Almost four times more patients in the placebo group than in the pyrometric group required an intervention to lower their potassium level.

In 56% of patients in the placebo group, compared with 6% of patients in the pyrometric group, discontinuation of renin-angiotensin-aldosterone system inhibitors was required to control serum potassium levels adequately.

Mild to moderate constipation, the most common adverse event with patiromer (occurring in 11% of patients during the initial treatment phase and 4% during the random withdrawal phase), generally did not limit treatment.

Rates of all other adverse events with patiromer were low and similar to placebo in the randomized withdrawal phase.

Few serious adverse events occurred; the investigators, aware of the treatment assignments, did not attribute any of these events to patiromer.

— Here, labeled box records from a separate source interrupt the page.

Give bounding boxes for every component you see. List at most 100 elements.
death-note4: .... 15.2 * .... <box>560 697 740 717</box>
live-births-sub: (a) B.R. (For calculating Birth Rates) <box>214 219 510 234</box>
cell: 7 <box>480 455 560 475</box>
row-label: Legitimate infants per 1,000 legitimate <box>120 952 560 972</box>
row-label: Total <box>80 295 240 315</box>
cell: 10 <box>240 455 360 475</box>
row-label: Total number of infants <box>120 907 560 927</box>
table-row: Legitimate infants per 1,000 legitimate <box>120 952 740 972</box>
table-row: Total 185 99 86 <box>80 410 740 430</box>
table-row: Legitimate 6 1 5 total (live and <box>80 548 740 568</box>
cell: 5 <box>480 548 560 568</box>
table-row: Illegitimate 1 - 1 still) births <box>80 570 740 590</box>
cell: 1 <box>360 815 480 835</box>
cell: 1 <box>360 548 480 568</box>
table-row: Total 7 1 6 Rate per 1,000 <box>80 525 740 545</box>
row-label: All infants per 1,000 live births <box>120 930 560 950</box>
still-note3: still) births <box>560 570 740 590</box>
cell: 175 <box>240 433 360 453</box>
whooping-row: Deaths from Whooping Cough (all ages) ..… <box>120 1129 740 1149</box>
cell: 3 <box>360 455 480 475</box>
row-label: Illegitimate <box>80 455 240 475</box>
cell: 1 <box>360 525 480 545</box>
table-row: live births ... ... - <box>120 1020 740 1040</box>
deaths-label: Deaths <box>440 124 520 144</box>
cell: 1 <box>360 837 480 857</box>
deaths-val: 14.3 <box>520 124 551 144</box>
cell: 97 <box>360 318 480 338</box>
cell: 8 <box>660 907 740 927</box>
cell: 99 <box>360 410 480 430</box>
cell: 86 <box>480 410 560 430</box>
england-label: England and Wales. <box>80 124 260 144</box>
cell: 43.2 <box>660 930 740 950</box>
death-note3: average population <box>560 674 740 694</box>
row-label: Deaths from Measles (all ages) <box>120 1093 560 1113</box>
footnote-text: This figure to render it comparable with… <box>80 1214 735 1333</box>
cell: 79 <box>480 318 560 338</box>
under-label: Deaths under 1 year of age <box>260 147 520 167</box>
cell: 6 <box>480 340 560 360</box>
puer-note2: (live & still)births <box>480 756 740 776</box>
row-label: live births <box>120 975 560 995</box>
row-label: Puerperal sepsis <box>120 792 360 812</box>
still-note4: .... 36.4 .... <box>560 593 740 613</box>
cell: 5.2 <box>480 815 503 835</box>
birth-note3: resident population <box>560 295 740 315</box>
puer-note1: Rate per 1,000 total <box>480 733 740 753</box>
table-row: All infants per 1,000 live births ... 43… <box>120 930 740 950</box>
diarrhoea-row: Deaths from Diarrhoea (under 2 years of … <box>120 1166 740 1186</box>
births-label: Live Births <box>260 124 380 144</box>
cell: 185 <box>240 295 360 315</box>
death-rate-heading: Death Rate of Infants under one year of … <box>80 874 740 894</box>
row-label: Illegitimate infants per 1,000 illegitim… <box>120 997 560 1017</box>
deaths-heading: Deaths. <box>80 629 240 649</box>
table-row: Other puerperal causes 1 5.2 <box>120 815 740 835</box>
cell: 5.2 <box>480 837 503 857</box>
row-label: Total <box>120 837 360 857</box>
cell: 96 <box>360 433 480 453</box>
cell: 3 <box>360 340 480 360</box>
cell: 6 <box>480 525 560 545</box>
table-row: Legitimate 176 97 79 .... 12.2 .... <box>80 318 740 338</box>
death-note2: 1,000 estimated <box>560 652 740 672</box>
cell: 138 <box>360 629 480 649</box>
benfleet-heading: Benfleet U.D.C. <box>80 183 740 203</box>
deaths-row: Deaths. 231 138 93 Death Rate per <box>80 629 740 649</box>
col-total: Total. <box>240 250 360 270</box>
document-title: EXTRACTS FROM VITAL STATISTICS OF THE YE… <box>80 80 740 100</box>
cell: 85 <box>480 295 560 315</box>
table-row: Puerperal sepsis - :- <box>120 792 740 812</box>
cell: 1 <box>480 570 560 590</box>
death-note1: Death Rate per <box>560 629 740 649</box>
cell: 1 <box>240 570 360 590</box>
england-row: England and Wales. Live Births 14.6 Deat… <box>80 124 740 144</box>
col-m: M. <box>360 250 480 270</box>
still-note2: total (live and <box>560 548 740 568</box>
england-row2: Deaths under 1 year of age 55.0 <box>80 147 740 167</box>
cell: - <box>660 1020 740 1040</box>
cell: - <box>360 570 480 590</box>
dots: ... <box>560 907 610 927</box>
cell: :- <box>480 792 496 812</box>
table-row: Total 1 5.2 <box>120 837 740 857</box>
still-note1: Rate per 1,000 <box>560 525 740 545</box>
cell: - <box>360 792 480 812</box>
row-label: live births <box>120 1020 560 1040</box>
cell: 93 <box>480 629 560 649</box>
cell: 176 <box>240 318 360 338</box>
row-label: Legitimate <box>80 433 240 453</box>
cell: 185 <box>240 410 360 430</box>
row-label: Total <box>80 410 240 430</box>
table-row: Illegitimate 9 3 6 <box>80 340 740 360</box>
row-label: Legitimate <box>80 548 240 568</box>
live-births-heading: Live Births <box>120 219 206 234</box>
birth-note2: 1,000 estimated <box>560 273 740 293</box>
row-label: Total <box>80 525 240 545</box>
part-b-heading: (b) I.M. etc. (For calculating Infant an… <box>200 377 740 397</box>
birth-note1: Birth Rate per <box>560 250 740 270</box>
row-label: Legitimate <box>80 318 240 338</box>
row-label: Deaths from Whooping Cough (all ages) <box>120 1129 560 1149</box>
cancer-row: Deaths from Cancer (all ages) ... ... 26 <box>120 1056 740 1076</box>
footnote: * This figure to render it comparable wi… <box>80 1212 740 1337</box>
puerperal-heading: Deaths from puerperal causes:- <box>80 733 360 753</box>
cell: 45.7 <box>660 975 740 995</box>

Hypokalemia was rare and reversible, suggesting it can be mitigated by monitoring serum potassium levels and adjusting the patiromer dose.

Although this study showed the benefit of the patiromer in treating hyperkalemia.

And in reducing the risk of recurrence and also showed that more patients in the patiromer group than in the placebo group were able to continue taking inhibitors of the renin-angiotensin-aldosterone system.

Additional data evaluating the patiromer requires long-term therapy (> 12 weeks).

None of the trial phases was double-blind; however, the phlebotomy staff, medical monitors, and patients were unaware of group assignments during both stages.

And the statistical staff, members of the central EKG laboratory, and the safety review board were unaware of group assignments during the random withdrawal phase.

Since patients with serum potassium levels of 6.5 mmol per liter were enrolled in the initial treatment phase, the placebo control was considered unethical.

The use of an active control (i.e., sodium or calcium polystyrene sulfonate) was not considered clinically appropriate due to the lack of perspective. It controlled data on these agents, their potential to cause intestinal necrosis, and the absence of a standard of care. For use beyond the acute setting.

In conclusion, among patients with chronic kidney disease taking inhibitors of the renin-angiotensin-aldosterone system and who had hyperkalemia, patiromer treatment was associated with reductions in serum potassium levels and maintenance of normal potassium levels.